MrDP

Abstract

As VLSI technology shrinks to fewer tracks per standard cell, e.g., from 10-track to 7.5-track libraries (and lesser for 7nm), there has been a rapid increase in the usage of multiple-row cells like two- and three-row flip-flops, buffers, etc., for design closure. Additionally, the usage of multi-bit flip-flops or flop trays to save power creates large cells that further complicate critical design tasks, such as placement. Detailed placement happens to be a key optimization transform, which is repeatedly invoked during the design closure flow to improve design parameters, such as, wirelength, timing, and local wiring congestion. Advanced node designs, with hundreds of thousands of multiple-row cells, require a paradigm change for this critical design closure transform. The traditional approach of fixing multiple-row cells during detailed placement and only optimizing the locations of single-row standard cells can no longer obtain appreciable quality of results.
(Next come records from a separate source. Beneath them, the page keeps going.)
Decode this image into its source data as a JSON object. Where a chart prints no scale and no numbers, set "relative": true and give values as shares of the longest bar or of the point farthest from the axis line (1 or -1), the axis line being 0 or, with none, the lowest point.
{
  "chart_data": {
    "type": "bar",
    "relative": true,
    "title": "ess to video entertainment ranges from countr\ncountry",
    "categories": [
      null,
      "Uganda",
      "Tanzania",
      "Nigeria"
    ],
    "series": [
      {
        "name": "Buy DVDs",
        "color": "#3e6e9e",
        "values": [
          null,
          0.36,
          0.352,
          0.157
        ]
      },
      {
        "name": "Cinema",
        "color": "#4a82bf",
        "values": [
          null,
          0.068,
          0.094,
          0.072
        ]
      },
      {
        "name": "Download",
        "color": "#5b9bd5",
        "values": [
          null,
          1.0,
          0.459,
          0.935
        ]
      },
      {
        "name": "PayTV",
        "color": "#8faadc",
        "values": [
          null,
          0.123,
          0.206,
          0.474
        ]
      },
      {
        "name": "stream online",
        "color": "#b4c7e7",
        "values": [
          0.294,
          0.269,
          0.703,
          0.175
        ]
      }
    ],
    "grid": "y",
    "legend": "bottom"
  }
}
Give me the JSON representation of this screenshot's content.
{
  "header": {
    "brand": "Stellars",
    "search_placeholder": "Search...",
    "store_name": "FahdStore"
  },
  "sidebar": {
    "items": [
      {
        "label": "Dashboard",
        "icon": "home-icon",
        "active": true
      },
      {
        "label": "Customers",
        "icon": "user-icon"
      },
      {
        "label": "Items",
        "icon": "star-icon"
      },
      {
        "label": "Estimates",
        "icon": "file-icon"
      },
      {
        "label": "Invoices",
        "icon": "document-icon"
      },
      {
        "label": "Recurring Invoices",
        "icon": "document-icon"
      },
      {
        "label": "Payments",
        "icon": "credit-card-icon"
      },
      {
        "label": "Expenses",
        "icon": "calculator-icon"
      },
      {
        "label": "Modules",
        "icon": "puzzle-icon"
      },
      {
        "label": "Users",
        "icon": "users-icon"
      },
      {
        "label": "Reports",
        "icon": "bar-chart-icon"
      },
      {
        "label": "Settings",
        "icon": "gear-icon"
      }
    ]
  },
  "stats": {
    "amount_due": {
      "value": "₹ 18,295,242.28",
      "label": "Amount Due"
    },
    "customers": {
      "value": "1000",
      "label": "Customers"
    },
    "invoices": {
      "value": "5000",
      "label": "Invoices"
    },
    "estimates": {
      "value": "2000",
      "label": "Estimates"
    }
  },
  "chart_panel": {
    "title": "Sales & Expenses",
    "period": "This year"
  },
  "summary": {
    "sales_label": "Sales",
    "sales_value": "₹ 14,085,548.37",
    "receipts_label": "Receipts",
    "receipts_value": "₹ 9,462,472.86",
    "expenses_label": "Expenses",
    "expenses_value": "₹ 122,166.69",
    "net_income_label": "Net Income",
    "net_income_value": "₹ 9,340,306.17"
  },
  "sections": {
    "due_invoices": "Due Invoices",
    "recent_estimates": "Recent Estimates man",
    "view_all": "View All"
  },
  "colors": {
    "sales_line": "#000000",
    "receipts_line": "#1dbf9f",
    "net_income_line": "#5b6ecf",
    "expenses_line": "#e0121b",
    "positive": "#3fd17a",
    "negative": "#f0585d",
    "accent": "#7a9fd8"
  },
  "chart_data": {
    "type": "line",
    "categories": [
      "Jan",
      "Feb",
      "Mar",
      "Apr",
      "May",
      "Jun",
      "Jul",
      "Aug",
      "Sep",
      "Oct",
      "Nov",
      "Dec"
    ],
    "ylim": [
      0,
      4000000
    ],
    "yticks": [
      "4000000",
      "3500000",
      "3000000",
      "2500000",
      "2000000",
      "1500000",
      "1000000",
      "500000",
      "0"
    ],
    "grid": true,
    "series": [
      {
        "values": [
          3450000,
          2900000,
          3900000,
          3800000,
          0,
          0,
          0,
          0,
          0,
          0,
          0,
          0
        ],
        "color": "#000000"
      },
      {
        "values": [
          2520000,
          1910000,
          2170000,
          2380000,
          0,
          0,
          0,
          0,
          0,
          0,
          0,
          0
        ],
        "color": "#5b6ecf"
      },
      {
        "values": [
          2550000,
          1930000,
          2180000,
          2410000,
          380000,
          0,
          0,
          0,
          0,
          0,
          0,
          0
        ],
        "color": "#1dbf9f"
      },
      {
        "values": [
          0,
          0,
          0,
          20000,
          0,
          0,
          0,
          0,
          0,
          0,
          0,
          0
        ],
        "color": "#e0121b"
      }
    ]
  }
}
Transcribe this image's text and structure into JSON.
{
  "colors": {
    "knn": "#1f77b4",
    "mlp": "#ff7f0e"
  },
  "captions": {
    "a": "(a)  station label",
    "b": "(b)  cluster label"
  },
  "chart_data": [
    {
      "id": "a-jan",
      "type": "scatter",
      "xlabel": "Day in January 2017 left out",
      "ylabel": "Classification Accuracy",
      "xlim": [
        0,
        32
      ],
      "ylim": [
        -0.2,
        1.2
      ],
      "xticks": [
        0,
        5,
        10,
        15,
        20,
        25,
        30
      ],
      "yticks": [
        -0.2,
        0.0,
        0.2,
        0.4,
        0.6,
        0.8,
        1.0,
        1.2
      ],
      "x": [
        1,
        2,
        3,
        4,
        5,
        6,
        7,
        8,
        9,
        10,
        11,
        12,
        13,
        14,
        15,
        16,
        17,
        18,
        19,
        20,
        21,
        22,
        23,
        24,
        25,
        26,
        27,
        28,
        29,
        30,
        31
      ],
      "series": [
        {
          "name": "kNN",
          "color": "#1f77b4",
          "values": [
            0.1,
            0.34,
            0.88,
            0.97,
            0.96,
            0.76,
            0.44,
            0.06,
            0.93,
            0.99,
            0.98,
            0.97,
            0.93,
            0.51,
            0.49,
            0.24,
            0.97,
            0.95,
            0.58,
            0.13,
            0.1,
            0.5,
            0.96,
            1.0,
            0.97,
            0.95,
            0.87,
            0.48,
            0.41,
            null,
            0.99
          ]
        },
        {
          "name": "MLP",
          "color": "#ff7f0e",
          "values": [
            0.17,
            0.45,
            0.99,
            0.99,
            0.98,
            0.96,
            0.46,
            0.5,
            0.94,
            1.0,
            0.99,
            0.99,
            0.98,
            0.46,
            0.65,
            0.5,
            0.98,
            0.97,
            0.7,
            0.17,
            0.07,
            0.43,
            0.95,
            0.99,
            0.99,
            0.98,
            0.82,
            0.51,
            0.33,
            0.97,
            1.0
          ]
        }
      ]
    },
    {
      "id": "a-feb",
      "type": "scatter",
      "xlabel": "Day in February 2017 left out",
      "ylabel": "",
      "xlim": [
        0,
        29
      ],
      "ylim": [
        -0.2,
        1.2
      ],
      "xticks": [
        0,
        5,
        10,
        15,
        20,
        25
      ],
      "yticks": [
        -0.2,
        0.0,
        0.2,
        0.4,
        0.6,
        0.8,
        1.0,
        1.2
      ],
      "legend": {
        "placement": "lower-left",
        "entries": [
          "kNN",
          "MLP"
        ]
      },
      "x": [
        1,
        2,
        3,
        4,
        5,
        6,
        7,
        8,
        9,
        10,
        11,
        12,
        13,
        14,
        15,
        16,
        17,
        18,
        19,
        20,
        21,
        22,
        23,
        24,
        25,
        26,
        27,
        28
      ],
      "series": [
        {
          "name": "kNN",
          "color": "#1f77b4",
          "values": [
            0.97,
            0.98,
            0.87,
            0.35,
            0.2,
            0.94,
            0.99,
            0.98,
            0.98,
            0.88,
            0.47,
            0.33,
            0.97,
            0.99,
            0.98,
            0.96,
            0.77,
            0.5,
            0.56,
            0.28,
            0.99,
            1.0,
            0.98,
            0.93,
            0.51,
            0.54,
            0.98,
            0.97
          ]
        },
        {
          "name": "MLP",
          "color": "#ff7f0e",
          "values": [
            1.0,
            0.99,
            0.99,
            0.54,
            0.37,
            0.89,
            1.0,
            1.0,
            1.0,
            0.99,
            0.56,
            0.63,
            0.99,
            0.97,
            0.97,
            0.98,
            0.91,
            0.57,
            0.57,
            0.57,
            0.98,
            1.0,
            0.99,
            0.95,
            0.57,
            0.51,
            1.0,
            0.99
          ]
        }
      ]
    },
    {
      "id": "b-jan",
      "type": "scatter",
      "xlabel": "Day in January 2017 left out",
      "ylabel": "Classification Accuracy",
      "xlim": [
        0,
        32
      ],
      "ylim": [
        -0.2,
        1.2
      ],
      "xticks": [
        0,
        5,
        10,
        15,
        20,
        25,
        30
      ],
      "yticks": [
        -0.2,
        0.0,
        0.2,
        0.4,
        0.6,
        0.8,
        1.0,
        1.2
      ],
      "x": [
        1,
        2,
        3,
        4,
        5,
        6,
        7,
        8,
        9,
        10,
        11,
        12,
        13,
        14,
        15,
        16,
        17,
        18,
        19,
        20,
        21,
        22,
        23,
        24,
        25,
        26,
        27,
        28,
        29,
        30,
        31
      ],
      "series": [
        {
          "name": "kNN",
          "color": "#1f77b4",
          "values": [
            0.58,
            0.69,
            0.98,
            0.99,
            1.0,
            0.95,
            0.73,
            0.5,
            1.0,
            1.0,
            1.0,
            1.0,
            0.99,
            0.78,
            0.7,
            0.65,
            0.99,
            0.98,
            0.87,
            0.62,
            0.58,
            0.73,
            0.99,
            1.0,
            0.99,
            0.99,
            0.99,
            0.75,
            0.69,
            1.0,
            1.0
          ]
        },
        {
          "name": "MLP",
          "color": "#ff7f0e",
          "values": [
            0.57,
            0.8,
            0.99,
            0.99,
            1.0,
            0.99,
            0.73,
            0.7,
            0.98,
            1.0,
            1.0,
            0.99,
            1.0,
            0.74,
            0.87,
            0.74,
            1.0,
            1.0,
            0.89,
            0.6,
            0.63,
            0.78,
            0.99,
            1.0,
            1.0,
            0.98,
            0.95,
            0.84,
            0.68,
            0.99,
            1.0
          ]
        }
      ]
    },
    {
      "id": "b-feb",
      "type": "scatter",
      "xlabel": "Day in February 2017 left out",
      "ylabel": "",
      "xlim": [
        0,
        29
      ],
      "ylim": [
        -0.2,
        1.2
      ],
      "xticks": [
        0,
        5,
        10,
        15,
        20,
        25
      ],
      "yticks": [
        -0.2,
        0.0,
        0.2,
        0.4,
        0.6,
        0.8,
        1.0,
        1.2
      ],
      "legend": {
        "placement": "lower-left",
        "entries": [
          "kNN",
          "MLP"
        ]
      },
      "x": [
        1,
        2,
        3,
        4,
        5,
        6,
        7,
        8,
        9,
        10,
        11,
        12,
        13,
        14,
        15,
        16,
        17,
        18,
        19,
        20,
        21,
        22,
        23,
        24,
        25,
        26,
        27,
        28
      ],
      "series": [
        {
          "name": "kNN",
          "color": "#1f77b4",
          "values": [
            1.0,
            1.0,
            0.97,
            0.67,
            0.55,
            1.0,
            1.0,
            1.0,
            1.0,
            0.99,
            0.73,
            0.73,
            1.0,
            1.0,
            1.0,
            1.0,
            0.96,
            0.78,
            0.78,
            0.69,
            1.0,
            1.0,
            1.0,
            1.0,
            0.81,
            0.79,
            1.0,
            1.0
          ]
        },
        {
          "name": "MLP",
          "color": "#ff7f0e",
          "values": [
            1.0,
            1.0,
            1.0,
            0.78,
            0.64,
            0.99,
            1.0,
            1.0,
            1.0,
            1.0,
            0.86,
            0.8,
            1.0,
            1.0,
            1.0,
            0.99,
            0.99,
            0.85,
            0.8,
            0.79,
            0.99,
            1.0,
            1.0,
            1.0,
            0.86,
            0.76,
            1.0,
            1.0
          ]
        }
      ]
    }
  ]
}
It is imperative to have new techniques that can simultaneously optimize both multiple- and single-row high cell locations during detailed placement. In this paper, we propose a new density-aware detailed placer for heterogeneous-sized netlists. Our approach consists of a chain move scheme that generalizes the movement of heterogeneous-sized cells as well as a nested dynamic programming based approach for wirelength and density optimization. Experimental results demonstrate the effectiveness of these techniques in wirelength minimization and density smoothing compared with the most recent detailed placer for designs with heterogeneous-sized cells.